Birkaç tur koltukların etrafında koştuktan sonra Jimin koltuğun arka kısmındayken durduğunda bende ön tarafında durdum.
Jimin hemen koltuğun üstüne atladığında o beni yakalayamadan merdivenlere kaçtım.
Tabi merdivenlerden hızlı çıkamadığım için Jimin bana yetişmişti.
En azından Jimin beni yakalayamadan üst kata çıkabilmiştim.
Çıktım çıkmasına da burada kaçacak yer yok.

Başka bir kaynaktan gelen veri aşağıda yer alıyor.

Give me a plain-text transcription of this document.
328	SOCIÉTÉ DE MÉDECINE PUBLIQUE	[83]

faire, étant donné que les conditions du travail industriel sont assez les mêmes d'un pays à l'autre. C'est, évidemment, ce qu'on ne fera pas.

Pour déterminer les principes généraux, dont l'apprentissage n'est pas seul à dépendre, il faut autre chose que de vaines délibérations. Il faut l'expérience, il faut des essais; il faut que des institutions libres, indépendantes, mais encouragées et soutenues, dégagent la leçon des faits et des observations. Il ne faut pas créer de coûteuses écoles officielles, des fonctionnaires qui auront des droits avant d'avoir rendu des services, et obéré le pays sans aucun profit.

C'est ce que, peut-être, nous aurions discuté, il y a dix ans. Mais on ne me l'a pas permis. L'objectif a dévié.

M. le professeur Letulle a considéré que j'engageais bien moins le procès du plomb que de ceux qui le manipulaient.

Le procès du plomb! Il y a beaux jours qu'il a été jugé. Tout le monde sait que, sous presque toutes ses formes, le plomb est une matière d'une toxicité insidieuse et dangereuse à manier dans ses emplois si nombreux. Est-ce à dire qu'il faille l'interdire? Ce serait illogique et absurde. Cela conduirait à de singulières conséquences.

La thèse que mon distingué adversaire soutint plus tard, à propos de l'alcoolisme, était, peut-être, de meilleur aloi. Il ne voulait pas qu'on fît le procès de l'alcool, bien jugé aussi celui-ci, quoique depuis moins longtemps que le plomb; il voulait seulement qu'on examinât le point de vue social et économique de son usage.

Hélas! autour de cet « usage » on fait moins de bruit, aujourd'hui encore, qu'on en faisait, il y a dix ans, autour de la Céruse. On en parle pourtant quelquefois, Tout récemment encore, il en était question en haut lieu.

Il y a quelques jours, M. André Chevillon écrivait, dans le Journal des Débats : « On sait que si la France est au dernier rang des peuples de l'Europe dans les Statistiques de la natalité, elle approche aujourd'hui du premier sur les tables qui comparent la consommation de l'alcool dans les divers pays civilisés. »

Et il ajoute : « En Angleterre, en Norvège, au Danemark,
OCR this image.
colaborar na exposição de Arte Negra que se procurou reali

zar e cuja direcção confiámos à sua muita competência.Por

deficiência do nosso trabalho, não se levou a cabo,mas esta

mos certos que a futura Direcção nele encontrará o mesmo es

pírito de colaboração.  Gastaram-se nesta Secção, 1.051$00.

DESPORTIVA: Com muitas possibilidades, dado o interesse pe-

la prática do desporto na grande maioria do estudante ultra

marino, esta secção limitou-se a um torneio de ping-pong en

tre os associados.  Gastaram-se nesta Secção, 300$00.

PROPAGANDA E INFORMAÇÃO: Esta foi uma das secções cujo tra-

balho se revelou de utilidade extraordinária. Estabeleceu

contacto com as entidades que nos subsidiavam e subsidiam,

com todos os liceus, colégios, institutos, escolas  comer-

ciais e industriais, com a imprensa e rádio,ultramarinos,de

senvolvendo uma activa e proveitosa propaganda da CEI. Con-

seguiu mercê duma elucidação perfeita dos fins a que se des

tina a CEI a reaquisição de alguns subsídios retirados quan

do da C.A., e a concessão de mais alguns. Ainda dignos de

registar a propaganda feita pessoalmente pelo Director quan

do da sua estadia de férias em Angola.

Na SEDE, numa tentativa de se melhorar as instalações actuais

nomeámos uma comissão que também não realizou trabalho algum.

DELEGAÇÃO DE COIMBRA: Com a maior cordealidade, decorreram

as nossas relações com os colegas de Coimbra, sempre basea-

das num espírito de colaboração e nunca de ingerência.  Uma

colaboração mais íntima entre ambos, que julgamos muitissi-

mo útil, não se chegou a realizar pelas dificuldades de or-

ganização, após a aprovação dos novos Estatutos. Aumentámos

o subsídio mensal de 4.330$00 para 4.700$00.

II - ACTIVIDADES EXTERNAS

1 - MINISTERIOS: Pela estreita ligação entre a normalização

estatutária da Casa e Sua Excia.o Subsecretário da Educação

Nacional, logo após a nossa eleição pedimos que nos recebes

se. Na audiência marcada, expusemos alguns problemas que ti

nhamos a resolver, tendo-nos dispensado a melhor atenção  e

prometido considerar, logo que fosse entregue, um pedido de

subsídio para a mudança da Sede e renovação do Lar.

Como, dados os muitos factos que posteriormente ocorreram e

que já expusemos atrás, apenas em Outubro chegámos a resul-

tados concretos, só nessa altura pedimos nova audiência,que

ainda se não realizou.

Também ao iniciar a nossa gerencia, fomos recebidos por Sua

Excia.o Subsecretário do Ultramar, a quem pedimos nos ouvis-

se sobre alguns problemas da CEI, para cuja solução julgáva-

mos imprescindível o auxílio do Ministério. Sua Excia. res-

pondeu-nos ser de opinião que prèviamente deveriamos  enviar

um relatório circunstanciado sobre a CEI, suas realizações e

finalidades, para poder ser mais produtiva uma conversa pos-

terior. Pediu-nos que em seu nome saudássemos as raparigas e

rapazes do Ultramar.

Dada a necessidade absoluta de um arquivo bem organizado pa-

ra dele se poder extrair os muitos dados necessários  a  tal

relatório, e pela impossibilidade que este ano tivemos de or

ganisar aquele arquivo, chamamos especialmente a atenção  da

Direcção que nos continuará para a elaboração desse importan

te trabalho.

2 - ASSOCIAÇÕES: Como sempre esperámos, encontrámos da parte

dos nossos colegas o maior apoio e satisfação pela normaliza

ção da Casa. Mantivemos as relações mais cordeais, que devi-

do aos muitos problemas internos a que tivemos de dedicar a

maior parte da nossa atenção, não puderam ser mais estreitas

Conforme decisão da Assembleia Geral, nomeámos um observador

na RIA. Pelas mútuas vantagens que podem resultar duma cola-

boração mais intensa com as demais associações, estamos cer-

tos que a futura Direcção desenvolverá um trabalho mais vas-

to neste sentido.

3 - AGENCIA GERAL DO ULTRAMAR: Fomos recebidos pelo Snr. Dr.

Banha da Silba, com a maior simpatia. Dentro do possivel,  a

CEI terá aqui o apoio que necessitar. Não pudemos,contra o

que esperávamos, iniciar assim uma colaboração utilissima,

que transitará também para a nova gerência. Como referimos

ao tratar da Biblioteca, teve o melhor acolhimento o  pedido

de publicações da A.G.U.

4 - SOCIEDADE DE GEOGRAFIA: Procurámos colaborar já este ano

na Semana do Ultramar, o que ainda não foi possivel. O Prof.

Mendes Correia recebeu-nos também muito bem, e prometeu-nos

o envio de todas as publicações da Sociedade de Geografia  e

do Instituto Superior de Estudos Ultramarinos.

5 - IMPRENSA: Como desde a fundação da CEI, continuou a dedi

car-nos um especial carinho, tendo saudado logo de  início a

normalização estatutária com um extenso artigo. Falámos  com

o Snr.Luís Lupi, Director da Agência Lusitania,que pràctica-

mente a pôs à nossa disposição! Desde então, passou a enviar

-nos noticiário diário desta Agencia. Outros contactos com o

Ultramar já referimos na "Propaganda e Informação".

En yakın oda Hyunjin ve Felix'in odası olduğu için hızlıca odalarına daldım. Jimin'i oyalarlardı hem.
İkiside uyuyordu.
Hep onlar mı bizi uyandıracak biraz da biz onları uyandıralım değil mi.
İkisinin ortasına atlayıp. "Kalkın uykucular, saldırı var." diye bağırdım.
Hyunjin gözlerini aniden açıp etrafa bakınmıştı. Felix ise uyku sersemi birşey anlamadan etrafa bakınıyordu.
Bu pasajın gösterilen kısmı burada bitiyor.